I guess I might as well just deal with it, the days of the really good EAW or Longbow2 manuals are long gone. The manual that ships with the game is fairly informative and does show how to use some of the new features of the game. For its size it’s not bad, it just that it really is small and as an old flight sim snob I can’t get past that. I know it’s a cost saving thing — I just don’t like it.
As for the rest of the package you get two CDs, a key card and some discount fliers for Alienware and for Naturalpoint. Naturalpoint offers a whopping 30 bucks off of its TrackIR3 head tracking device. Since the TrackIR is a fantastic device for IL-2 (note: read SimHQ’s TrackIR reviews here and here) it only seemed natural that Naturalpoint tied itself to Pacific Fighters (PF). How it works with PF is yet to be seen though.
Setup is relatively simple and allows for two different kinds of setups for the game.
For those folks that already own Forgotten Battles and the Aces Expansion Pack, Pacific Fighters can be installed in conjunction with the older games to bring all the aircraft from Forgotten Battles and the Aces Expansion Pack into the Pacific Fighters game. Essentially this makes Pacific Fighters an expansion to the expansion to the Forgotten Battles game.

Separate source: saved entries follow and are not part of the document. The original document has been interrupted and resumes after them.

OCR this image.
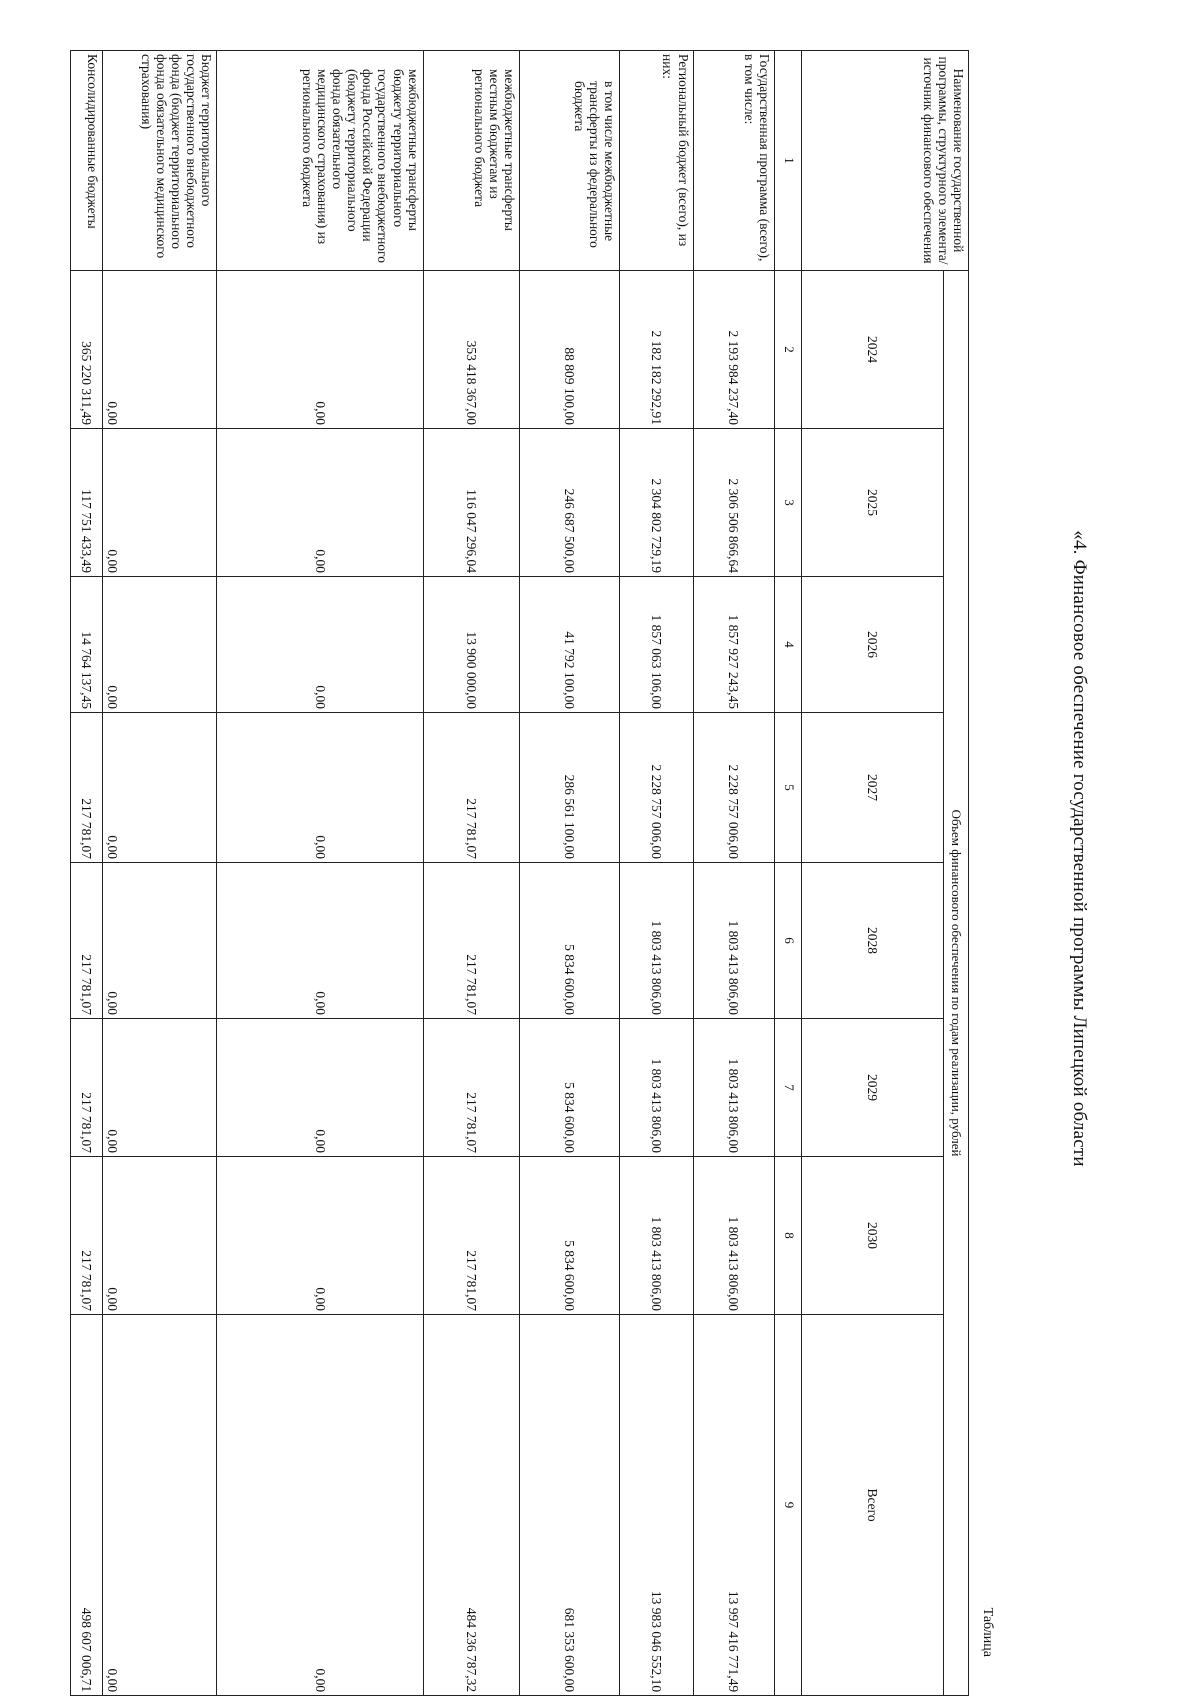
«4. Финансовое обеспечение государственной программы Липецкой области
Таблица
Наименование государственной программы, структурного элемента/источник финансового обеспечения	Объем финансового обеспечения по годам реализации, рублей							
	2024	2025	2026	2027	2028	2029	2030	Всего
1	2	3	4	5	6	7	8	9
Государственная программа (всего), в том числе:	2 193 984 237,40	2 306 506 866,64	1 857 927 243,45	2 228 757 006,00	1 803 413 806,00	1 803 413 806,00	1 803 413 806,00	13 997 416 771,49
Региональный бюджет (всего), из них:	2 182 182 292,91	2 304 802 729,19	1 857 063 106,00	2 228 757 006,00	1 803 413 806,00	1 803 413 806,00	1 803 413 806,00	13 983 046 552,10
в том числе межбюджетные трансферты из федерального бюджета	88 809 100,00	246 687 500,00	41 792 100,00	286 561 100,00	5 834 600,00	5 834 600,00	5 834 600,00	681 353 600,00
межбюджетные трансферты местным бюджетам из регионального бюджета	353 418 367,00	116 047 296,04	13 900 000,00	217 781,07	217 781,07	217 781,07	217 781,07	484 236 787,32
межбюджетные трансферты бюджету территориального государственного внебюджетного фонда Российской Федерации (бюджету территориального фонда обязательного медицинского страхования) из регионального бюджета	0,00	0,00	0,00	0,00	0,00	0,00	0,00	0,00
Бюджет территориального государственного внебюджетного фонда (бюджет территориального фонда обязательного медицинского страхования)	0,00	0,00	0,00	0,00	0,00	0,00	0,00	0,00
Консолидированные бюджеты	365 220 311,49	117 751 433,49	14 764 137,45	217 781,07	217 781,07	217 781,07	217 781,07	498 607 006,71
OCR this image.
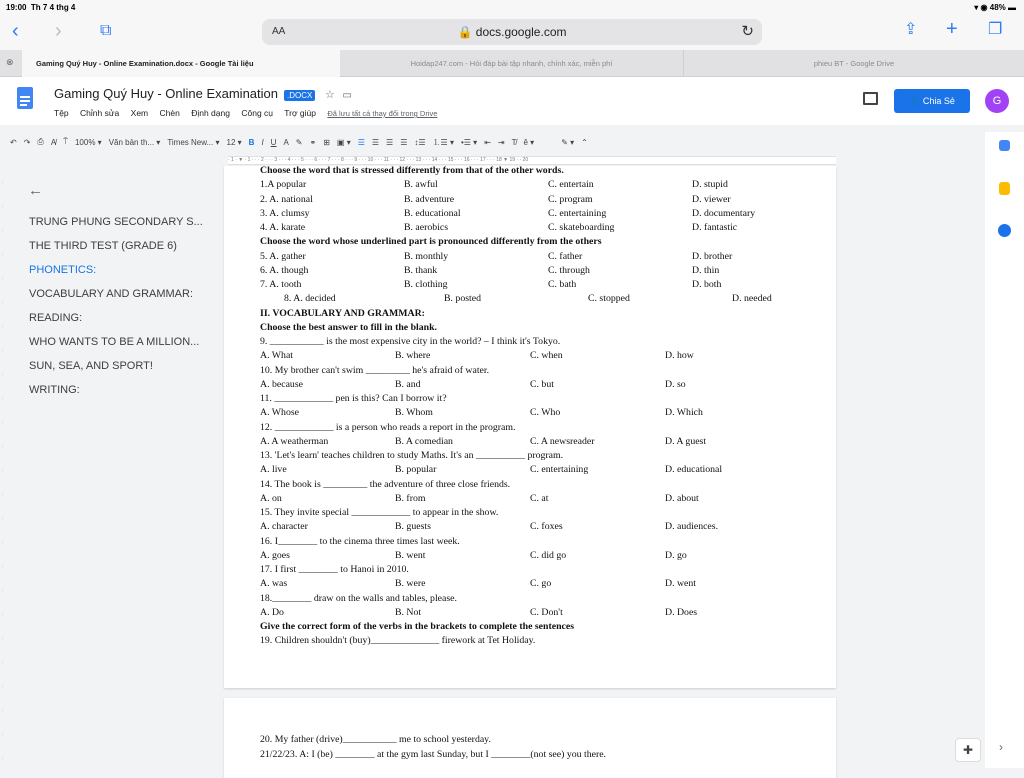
19:00 Th 7 4 thg 4	▾ ◉ 48% ▬
‹ › ⧉	AA	🔒 docs.google.com	↻	⇪ + ❐
⊗	Gaming Quý Huy - Online Examination.docx - Google Tài liệu	Hoidap247.com - Hỏi đáp bài tập nhanh, chính xác, miễn phí	phieu BT - Google Drive
Gaming Quý Huy - Online Examination .DOCX ☆ ▭
Tệp Chỉnh sửa Xem Chèn Định dạng Công cụ Trợ giúp Đã lưu tất cả thay đổi trong Drive
👤 Chia Sẻ	G
↶ ↷ ⎙ A̸ ⍑ 100% ▾ Văn bản th... ▾ Times New... ▾ 12 ▾ B I U A ✎ ⚭ ⊞ ▣ ▾ ☰ ☰ ☰ ☰ ↕☰ ⒈☰ ▾ •☰ ▾ ⇤ ⇥ T̸ ê ▾	✎ ▾ ⌃
· 1 · ▼ · 1 · · · 2 · · · 3 · · · 4 · · · 5 · · · 6 · · · 7 · · · 8 · · · 9 · · · 10 · · · 11 · · · 12 · · · 13 · · · 14 · · · 15 · · · 16 · · · 17 · · · 18 ▼ 19 · · 20
·
·
·
·
·
·
·
·
·
·
·
·
·
·
·
·
·
·
·
·
·
·
·
·
·
←
TRUNG PHUNG SECONDARY S...
THE THIRD TEST (GRADE 6)
PHONETICS:
VOCABULARY AND GRAMMAR:
READING:
WHO WANTS TO BE A MILLION...
SUN, SEA, AND SPORT!
WRITING:
Choose the word that is stressed differently from that of the other words.
1.A popular	B. awful	C. entertain	D. stupid
2. A. national	B. adventure	C. program	D. viewer
3. A. clumsy	B. educational	C. entertaining	D. documentary
4. A. karate	B. aerobics	C. skateboarding	D. fantastic
Choose the word whose underlined part is pronounced differently from the others
5. A. gather	B. monthly	C. father	D. brother
6. A. though	B. thank	C. through	D. thin
7. A. tooth	B. clothing	C. bath	D. both
8. A. decided	B. posted	C. stopped	D. needed
II. VOCABULARY AND GRAMMAR:
Choose the best answer to fill in the blank.
9. ___________ is the most expensive city in the world? – I think it's Tokyo.
A. What	B. where	C. when	D. how
10. My brother can't swim _________ he's afraid of water.
A. because	B. and	C. but	D. so
11. ____________ pen is this? Can I borrow it?
A. Whose	B. Whom	C. Who	D. Which
12. ____________ is a person who reads a report in the program.
A. A weatherman	B. A comedian	C. A newsreader	D. A guest
13. 'Let's learn' teaches children to study Maths. It's an __________ program.
A. live	B. popular	C. entertaining	D. educational
14. The book is _________ the adventure of three close friends.
A. on	B. from	C. at	D. about
15. They invite special ____________ to appear in the show.
A. character	B. guests	C. foxes	D. audiences.
16. I________ to the cinema three times last week.
A. goes	B. went	C. did go	D. go
17. I first ________ to Hanoi in 2010.
A. was	B. were	C. go	D. went
18.________ draw on the walls and tables, please.
A. Do	B. Not	C. Don't	D. Does
Give the correct form of the verbs in the brackets to complete the sentences
19. Children shouldn't (buy)______________ firework at Tet Holiday.
20. My father (drive)___________ me to school yesterday.
21/22/23. A: I (be) ________ at the gym last Sunday, but I ________(not see) you there.	›
✚
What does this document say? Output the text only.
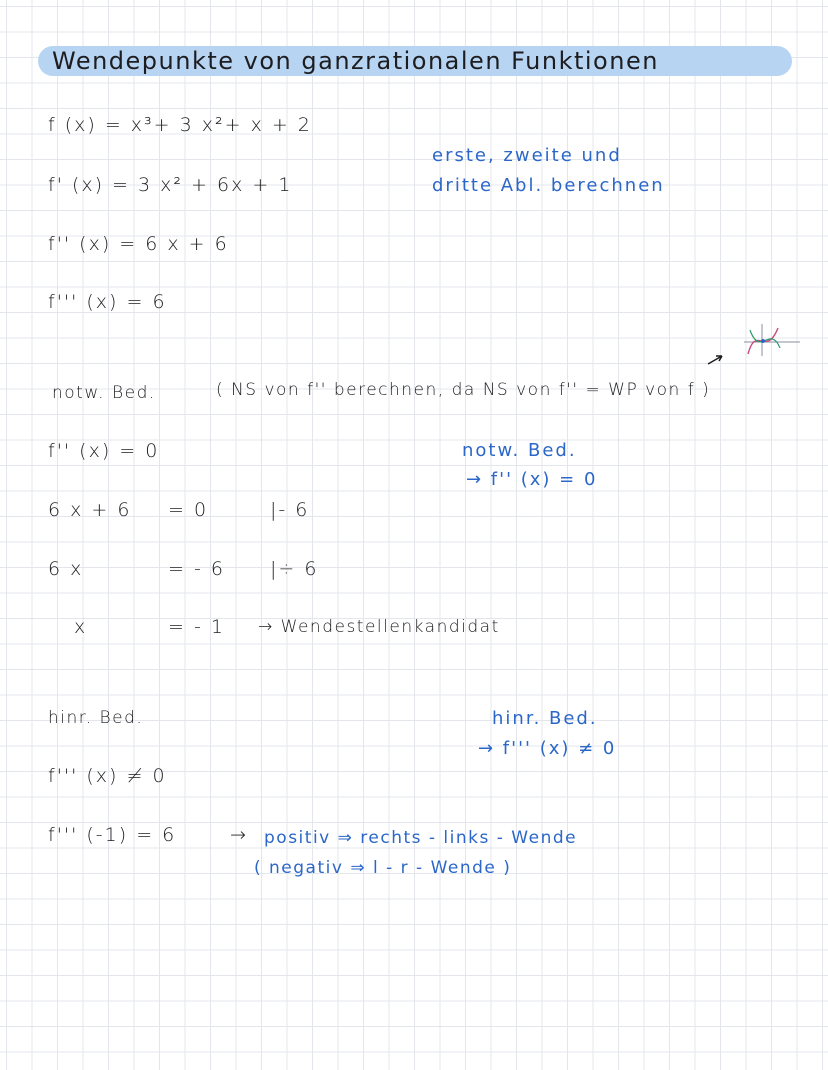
Wendepunkte von ganzrationalen Funktionen
f (x) = x³+ 3 x²+ x + 2
f' (x) = 3 x² + 6x + 1
f'' (x) = 6 x + 6
f''' (x) = 6
erste, zweite und
dritte Abl. berechnen
notw. Bed.	( NS von f'' berechnen, da NS von f'' = WP von f )
f'' (x) = 0
6 x + 6 = 0	|- 6
6 x	= - 6 |÷ 6
x	= - 1 → Wendestellenkandidat
notw. Bed.
→ f'' (x) = 0
hinr. Bed.
f''' (x) ≠ 0
f''' (-1) = 6	→ positiv ⇒ rechts - links - Wende
( negativ ⇒ l - r - Wende )
hinr. Bed.
→ f''' (x) ≠ 0
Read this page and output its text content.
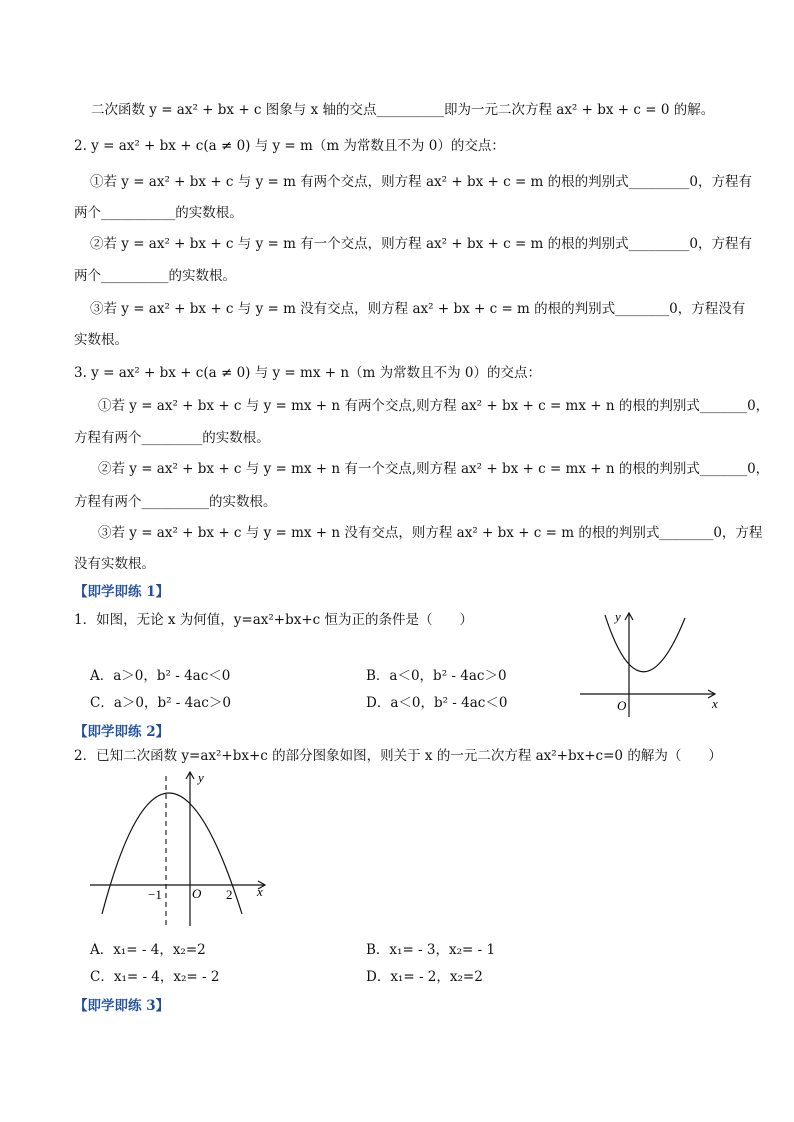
二次函数 y = ax² + bx + c 图象与 x 轴的交点__________即为一元二次方程 ax² + bx + c = 0 的解。
2. y = ax² + bx + c(a ≠ 0) 与 y = m（m 为常数且不为 0）的交点：
①若 y = ax² + bx + c 与 y = m 有两个交点，则方程 ax² + bx + c = m 的根的判别式_________0，方程有
两个___________的实数根。
②若 y = ax² + bx + c 与 y = m 有一个交点，则方程 ax² + bx + c = m 的根的判别式_________0，方程有
两个__________的实数根。
③若 y = ax² + bx + c 与 y = m 没有交点，则方程 ax² + bx + c = m 的根的判别式________0，方程没有
实数根。
3. y = ax² + bx + c(a ≠ 0) 与 y = mx + n（m 为常数且不为 0）的交点：
①若 y = ax² + bx + c 与 y = mx + n 有两个交点,则方程 ax² + bx + c = mx + n 的根的判别式_______0，
方程有两个_________的实数根。
②若 y = ax² + bx + c 与 y = mx + n 有一个交点,则方程 ax² + bx + c = mx + n 的根的判别式_______0，
方程有两个__________的实数根。
③若 y = ax² + bx + c 与 y = mx + n 没有交点，则方程 ax² + bx + c = m 的根的判别式________0，方程
没有实数根。
【即学即练 1】
1．如图，无论 x 为何值，y=ax²+bx+c 恒为正的条件是（　　）
A．a＞0，b² - 4ac＜0	B．a＜0，b² - 4ac＞0
C．a＞0，b² - 4ac＞0	D．a＜0，b² - 4ac＜0
y
x
O
【即学即练 2】
2．已知二次函数 y=ax²+bx+c 的部分图象如图，则关于 x 的一元二次方程 ax²+bx+c=0 的解为（　　）
y
x
O
−1	2
A．x₁= - 4，x₂=2	B．x₁= - 3，x₂= - 1
C．x₁= - 4，x₂= - 2	D．x₁= - 2，x₂=2
【即学即练 3】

For those folks that don’t have Forgotten Battles and the Aces Expansion Pack, Pacific Fighters can be installed as a stand alone game. The stand along version is a fully functional game with all the features of the previous versions of the IL-2 series, but without the aircraft, campaigns or maps of the initial series. One problem with this dual setup is the incompatibility between IL-2:FB / AEP / PF and stand alone PF installations in online play. Basically if you play online you need to make sure that the people you play with are using the same kind of install of the game. Most folks with IL-2:FB and AEP tend to install both versions of the game to avoid any confusion.
Setup is pretty straight forward. The first time you fire-up the game you get the option to pick your graphics resolution, graphics mode (OpenGL vs. DirectX), basic graphic detail and whether you want the intro video to play each time you start the game. Most folks check this part off. The intro video — while interesting the first time you see it — isn’t worth repeated viewings.
One thing you have to setup — and one major complaint I have about the game — are some of the key commands that really should have been designated prior to release. Some functions, mostly those dating from the release of IL-2:FB, are pre-mapped but many of the functions are user defined and not mapped at all in the game. The ability to map functions is good, don’t get me wrong. What was wrong is that some functions, like releasing chocks on the flight deck, have to be mapped before you can get off the aircraft carrier. This is explained in the manual but it shouldn’t have been that difficult to designate a key press to things like this prior to release. It isn’t a game stopper but it is somewhat irritating.
All the axes used my most HOTAS controllers are mappable in Pacific Fighters. Generally you can map trim for ailerons, rudder and tail controls, prop pitch and mixture levels in the game. Toe brakes aren’t modeled unfortunately so left and right brake controls are still mapped on the keyboard. Overall though the ability to map functions of the game are still quite good and anyone with complicated HOTAS controls should find a use for all their sliders and knobs. The nice thing about this game is that you really don’t need a complicated HOTAS controller to get the most out of this game, a simple Sidewinder is perfectly adequate for playing this game. Sure, if you have the cash for a nice CH Products or Thrustmaster setup won’t hurt — but it won’t put you at a major disadvantage if you don’t have it.